こんなことをするのが正しいとは思わない。だけど自分には守りたいものがあるのだ。
ユリアもカインも名ばかりの貴族と名乗った自分を見下すこともなく親しい友人のように接してくれた。その温かい心に揺れることもあった。
本当のことを白状しようかと思ったこともあった。
だが皮肉なことにユリアこそが自分が一番守りたい人を思い出させてくれた。
そっとベッドに近寄るジョン。
その手には――短剣が握られている。
気配もなく、殺気もなく、ただただその命を奪うためだけに無心で動く。暗闇を見据えるジョンの瞳はなんの感情もなくガラスのように透き通り冷たい。

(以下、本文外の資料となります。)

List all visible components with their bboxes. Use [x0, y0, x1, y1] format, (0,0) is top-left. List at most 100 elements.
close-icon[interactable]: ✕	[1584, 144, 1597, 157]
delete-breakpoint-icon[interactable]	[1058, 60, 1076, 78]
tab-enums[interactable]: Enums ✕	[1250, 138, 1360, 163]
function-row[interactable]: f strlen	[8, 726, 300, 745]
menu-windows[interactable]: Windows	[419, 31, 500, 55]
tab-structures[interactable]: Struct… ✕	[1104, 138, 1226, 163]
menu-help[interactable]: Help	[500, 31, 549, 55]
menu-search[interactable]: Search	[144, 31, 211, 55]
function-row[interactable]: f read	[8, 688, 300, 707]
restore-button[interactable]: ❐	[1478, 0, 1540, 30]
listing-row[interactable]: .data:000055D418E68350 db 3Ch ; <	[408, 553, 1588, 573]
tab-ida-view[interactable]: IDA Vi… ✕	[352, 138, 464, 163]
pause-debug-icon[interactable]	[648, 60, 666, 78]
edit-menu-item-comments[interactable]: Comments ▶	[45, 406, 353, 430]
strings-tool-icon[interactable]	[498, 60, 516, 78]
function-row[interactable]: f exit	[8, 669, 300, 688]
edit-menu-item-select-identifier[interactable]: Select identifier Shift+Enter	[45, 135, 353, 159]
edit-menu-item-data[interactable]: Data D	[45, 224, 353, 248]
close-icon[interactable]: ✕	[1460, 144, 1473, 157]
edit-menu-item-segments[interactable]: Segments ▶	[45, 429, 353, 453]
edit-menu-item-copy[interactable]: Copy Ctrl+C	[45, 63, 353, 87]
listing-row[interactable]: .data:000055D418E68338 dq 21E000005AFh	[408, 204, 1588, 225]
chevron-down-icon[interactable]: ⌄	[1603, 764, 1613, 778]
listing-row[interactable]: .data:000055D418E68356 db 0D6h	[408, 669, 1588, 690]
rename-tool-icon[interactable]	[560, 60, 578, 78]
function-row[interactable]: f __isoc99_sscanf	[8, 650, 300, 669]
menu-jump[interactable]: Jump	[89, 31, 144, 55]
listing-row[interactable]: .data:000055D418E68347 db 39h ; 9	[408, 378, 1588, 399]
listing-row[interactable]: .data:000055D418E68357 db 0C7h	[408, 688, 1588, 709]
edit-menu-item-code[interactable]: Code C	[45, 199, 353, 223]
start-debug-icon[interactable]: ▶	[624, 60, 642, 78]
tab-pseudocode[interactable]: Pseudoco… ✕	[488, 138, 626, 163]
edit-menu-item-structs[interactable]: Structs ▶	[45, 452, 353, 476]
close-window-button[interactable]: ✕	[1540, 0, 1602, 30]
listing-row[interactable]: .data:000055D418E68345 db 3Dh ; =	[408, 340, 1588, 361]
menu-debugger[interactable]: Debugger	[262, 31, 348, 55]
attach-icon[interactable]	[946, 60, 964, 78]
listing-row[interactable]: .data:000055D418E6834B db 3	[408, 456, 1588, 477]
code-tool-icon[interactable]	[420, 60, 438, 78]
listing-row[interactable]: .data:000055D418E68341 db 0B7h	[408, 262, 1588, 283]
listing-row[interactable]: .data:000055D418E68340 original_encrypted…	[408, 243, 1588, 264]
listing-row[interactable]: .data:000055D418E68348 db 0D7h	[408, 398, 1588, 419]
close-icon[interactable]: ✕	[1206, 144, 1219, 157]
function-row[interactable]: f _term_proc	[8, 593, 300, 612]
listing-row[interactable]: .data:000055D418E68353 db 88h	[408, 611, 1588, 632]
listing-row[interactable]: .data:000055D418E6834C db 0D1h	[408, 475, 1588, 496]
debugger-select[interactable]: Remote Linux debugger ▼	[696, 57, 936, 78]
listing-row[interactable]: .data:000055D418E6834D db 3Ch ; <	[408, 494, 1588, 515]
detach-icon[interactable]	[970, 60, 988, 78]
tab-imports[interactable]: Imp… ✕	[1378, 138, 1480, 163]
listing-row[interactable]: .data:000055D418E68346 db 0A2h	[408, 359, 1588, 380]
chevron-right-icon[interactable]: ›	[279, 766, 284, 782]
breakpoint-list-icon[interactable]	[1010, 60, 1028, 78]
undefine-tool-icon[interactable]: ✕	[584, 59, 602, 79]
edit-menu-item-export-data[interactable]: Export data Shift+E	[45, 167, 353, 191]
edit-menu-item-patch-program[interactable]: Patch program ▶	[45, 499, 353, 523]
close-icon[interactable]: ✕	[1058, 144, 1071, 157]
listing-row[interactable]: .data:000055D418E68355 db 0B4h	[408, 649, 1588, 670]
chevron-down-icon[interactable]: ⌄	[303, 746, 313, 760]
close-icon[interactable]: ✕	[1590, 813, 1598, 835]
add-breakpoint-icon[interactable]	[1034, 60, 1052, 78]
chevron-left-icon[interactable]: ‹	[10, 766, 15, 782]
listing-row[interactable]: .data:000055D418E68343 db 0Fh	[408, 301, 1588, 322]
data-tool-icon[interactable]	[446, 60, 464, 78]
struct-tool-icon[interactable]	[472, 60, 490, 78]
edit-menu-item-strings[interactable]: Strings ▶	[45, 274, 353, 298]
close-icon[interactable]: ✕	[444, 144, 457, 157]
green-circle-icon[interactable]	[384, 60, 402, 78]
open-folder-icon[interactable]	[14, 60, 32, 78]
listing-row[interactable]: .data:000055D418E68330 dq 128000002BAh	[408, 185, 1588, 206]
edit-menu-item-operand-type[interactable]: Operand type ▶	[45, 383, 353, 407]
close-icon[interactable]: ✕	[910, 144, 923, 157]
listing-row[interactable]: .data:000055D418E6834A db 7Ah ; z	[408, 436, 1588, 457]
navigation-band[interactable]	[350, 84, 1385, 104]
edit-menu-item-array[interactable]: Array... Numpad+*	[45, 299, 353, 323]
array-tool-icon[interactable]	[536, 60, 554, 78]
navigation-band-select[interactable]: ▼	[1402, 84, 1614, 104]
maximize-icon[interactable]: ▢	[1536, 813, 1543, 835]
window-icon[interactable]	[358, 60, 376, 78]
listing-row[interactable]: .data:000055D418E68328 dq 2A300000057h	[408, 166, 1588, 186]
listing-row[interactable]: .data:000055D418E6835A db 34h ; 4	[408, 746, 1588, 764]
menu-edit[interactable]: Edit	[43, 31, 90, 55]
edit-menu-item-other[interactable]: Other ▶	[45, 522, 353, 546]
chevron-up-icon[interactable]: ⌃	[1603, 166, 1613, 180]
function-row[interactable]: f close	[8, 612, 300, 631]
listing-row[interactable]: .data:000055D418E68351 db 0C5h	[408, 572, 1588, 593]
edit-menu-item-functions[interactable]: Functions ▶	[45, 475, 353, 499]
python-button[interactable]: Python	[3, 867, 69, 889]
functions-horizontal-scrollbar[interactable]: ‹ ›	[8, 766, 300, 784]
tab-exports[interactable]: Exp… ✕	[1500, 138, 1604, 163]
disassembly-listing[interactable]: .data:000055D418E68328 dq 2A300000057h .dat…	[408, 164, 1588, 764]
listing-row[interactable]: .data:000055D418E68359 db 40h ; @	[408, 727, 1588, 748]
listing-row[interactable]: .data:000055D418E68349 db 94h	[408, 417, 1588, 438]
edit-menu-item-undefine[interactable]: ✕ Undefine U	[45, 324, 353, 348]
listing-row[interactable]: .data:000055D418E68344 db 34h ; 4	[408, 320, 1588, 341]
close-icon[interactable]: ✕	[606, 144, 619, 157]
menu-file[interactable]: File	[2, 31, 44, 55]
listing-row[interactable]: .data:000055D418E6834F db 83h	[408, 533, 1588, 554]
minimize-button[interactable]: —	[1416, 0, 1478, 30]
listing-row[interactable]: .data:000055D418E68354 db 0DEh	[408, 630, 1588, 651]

灯りは消え部屋を照らすのは厚手のカーテンの隙間から僅かに差し込む月明かりのみ。だが闇夜になれた瞳。暗がりはベッドに辿り着くのになんの支障にもならない。
ベッドに横たわるユリアを見下ろす。
生憎横を向き横たわる彼女の顔は美しい金色の髪の毛で覆われ見えない。ずっと無表情でいたジョンの瞳が僅かに揺れる。
良かった。
顔を見てこれを振り下ろせる自信がなかったのだ。
手に力を込めナイフを振り上げる。
最後まであなたは優しかった。
本当にありがとう。
彼女の細い首めがけてナイフが振り下ろされた。